Friday, March 11, 2022

Gambling?

 I have a sort of weird, low-key, bias against gambling and the promoting of gambling. 

A new "social club" for poker is opening in the old Pilot Butte Drive-in location, at least in the evenings. Personally, I think this is a bad idea. First of all, I don't think these sorts of things usually work. Inevitably, one crowd drives out another crowd. It's not like an "exclusive" club, which gets its money upfront. (I have other objections to that kind of thing...along the lines of Groucho Marx.) 

I don't think I had any objections to gambling when I was younger. I probably bought into the idea that it was a "victimless crime." 

Nowadays it's neither a crime, nor I submit, victimless. 

This bias comes from my experiences with speculation. I saw divorces, friends becoming enemies, businesses going bankrupt, and otherwise ethical people doing ethically dubious things.

I hadn't been in business long before I realized that selling things had a lot of grey areas. There were lots of decisions that had nothing to do with "legal," but did have aspects of right and wrong. 

I'm going to outright say something that some of you may not agree with: The price of something, the profit margin there-in, is not an ethical situation for one simple reason--the buyer has a choice. He can choose not to buy. 
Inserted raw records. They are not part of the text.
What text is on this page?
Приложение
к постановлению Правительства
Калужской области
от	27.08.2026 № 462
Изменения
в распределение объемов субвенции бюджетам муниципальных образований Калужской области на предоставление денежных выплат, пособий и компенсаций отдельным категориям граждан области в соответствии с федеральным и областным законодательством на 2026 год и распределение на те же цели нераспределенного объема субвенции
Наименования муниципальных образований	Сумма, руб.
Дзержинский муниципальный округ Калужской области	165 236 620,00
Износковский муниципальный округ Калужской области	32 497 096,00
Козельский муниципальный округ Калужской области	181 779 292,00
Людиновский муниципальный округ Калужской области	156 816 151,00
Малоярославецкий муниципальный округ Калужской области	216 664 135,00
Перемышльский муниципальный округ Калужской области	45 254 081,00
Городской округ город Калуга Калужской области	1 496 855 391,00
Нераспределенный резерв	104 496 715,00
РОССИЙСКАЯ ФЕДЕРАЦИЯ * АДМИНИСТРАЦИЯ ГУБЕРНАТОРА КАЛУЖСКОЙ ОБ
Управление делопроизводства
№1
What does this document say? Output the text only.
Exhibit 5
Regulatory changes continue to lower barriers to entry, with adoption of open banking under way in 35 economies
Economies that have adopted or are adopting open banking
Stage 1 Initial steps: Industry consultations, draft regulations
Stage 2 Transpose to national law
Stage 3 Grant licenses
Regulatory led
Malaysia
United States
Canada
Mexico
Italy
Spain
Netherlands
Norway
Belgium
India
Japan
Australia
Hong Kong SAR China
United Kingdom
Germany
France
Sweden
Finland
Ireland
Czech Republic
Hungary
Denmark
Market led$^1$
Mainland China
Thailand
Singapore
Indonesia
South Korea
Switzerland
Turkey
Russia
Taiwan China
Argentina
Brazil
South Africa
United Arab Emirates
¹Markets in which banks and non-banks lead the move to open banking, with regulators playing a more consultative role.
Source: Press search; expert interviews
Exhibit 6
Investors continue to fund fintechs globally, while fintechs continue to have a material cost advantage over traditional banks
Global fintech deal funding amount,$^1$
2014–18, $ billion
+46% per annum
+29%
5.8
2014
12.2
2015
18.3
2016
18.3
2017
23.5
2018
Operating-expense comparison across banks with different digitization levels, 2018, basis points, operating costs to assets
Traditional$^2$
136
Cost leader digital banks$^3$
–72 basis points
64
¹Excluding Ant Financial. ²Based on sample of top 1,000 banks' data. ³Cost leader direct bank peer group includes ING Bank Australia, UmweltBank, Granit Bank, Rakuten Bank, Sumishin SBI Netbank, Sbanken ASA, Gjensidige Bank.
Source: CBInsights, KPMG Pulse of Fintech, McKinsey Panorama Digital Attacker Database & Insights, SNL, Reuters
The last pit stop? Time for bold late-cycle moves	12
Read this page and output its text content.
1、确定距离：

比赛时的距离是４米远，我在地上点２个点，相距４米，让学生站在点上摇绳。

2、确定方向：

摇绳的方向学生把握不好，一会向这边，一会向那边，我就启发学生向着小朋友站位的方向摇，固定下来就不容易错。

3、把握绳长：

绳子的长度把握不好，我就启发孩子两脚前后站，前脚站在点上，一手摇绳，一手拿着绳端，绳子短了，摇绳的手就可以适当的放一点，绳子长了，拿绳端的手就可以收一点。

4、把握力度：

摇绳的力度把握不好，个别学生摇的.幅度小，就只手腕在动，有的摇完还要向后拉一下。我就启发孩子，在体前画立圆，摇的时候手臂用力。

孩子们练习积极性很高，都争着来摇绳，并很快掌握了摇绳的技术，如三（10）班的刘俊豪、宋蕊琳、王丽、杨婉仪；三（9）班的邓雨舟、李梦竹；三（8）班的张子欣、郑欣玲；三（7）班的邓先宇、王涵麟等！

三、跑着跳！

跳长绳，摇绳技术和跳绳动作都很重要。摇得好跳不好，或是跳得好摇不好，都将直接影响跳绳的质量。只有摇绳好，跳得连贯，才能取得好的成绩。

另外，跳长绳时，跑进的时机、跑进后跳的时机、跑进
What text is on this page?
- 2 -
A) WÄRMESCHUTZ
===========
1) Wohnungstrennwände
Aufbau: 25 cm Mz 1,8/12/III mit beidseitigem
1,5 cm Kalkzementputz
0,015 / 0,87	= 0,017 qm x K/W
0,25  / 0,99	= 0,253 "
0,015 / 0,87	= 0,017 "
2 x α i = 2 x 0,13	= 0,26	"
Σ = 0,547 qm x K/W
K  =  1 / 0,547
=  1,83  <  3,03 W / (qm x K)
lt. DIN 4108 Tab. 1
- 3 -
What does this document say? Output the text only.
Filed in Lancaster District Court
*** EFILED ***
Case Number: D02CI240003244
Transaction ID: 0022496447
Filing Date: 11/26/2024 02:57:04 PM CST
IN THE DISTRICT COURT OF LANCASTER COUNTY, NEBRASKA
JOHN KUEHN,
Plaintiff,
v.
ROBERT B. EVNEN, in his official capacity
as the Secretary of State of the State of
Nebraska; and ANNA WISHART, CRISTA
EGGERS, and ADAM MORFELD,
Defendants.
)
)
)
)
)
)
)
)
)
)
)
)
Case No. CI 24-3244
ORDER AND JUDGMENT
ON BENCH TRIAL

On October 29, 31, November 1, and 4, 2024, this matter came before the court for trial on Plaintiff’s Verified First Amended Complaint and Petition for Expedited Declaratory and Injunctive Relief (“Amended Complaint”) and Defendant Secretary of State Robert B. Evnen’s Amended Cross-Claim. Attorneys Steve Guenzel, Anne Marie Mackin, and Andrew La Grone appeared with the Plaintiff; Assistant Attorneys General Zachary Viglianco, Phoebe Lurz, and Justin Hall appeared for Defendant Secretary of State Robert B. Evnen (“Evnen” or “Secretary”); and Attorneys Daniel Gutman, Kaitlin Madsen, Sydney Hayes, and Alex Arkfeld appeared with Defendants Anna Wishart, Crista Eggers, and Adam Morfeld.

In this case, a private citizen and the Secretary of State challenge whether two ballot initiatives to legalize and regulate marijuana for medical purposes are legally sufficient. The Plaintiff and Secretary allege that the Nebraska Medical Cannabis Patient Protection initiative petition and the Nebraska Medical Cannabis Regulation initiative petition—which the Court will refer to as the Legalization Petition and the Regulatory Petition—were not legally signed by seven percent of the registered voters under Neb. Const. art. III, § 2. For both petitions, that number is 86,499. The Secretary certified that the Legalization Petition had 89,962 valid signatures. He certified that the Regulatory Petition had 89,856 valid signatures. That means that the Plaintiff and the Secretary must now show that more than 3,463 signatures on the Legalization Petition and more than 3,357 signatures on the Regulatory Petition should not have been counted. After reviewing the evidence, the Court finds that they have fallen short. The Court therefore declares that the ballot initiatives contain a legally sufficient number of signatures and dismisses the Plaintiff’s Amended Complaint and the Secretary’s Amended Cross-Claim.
Of course, going back to grey, there are a million variations, some of which are more right than others. I've never been able to go to the killer price, even when I could have, because it didn't feel right. But other times, I've had to go to much higher prices because of the situation. Like I said, it's complicated. 

Speculation is a bit different. This is where you try to buy something early at a low price in hopes that it will increase in price, hold onto it, sell it later, thereby giving you a higher profit. It's very exciting when that happens. It's a "win," with all the feelings that entails. It's the exact same feeling you get when you win a game, or...a poker hand. 

Except sometimes it doesn't happen.

Nothing wrong with trying to buy at a lower price so that you have the product in stock when it increases in price if your goal is to have inventory to sell. But if your goal is to make a killer profit, that becomes something different. 

It's addicting. Simple as that. That winning feeling is something you want to recreate, over and over again. You see that reaction on the Antiques Roadshow. People whoop and holler and break into tears.

My guess is those same people probably start haunting antique shops. One of the favorite things I say at the store is "Antiques Roadshow has a lot to answer for..." 

I struggled with the speculators for years. In the eyes of the speculators I was the good guy, then the bad guy, then the good guy, and then the bad guy. 

Finally, I opted out. I decided that I would only buy at wholesale prices and sell at retail prices. I would only buy from distributors and wholesalers. I stopped buying off the street. If I sold out and could no longer get the product at wholesale, so be it. I eliminated sports cards altogether.

I moved away from selling product for its "speculator" value and oriented toward selling things that had their own intrinsic value. I sold books and comics for the purposes of reading entertainment, Magic and Pokemon cards for the purposes of playing the game, toys for the purposes of playing.

Even so, I couldn't get completely away from speculations. Comics and game cards and most everything else I sell have "collector" status, which is one step away from speculation. However, ever since the speculative markets for cards and comics collapsed in the 1990s, it hasn't been much of a problem.

I did allow myself to raise prices on comics and cards if there was a supply and demand issue, but I would warn people to watch out, and I stayed at normal retail in 95% of the time. Sometimes the market simply demands that I carry something, and I simply can't carry that something without charging a little more. The general idea is to go to a high enough price to discourage the speculators, but low enough that the true fan can still afford it.

But even when I did have to make those decisions, I tried to do it in the most ethical way possible. For instance, if there was a rare "Spider-man" comic, I would usually sell it for the lowest possible price to the customer who bought lots of Spider-man comics already. 

If something shot up in price, I'd usually choose to sell it for half the going price. I wasn't out to make a killing, I was trying to find the best way to reward my best customers. 

All that has changed in the last couple years. To my great surprise, rampant speculation is back. For the most part, we have ignored it. I so ingrained my distaste for speculation in comics into Sabrina that she has taken it to heart. Yet we are constantly confronted with dilemmas, comics that are rare that are going for huge prices elsewhere. Do will sell that comic to a stranger so he can sell it for 10 times that much online? Arrggghhh. 

This week, we received a comic that was drastically rationed to the market. It's currently selling for $195 online. The retail price is $25. What do we do?

I'm thinking we might do a raffle and donate the proceeds to charity. But that would require a whole lot of set-up and could go terribly wrong. 

What do we do?

I hate that we even have to make a decision. The people who created that comic could have easily allowed us to order what the market allowed. It's gambling, that's all it is, and no one wins in the end.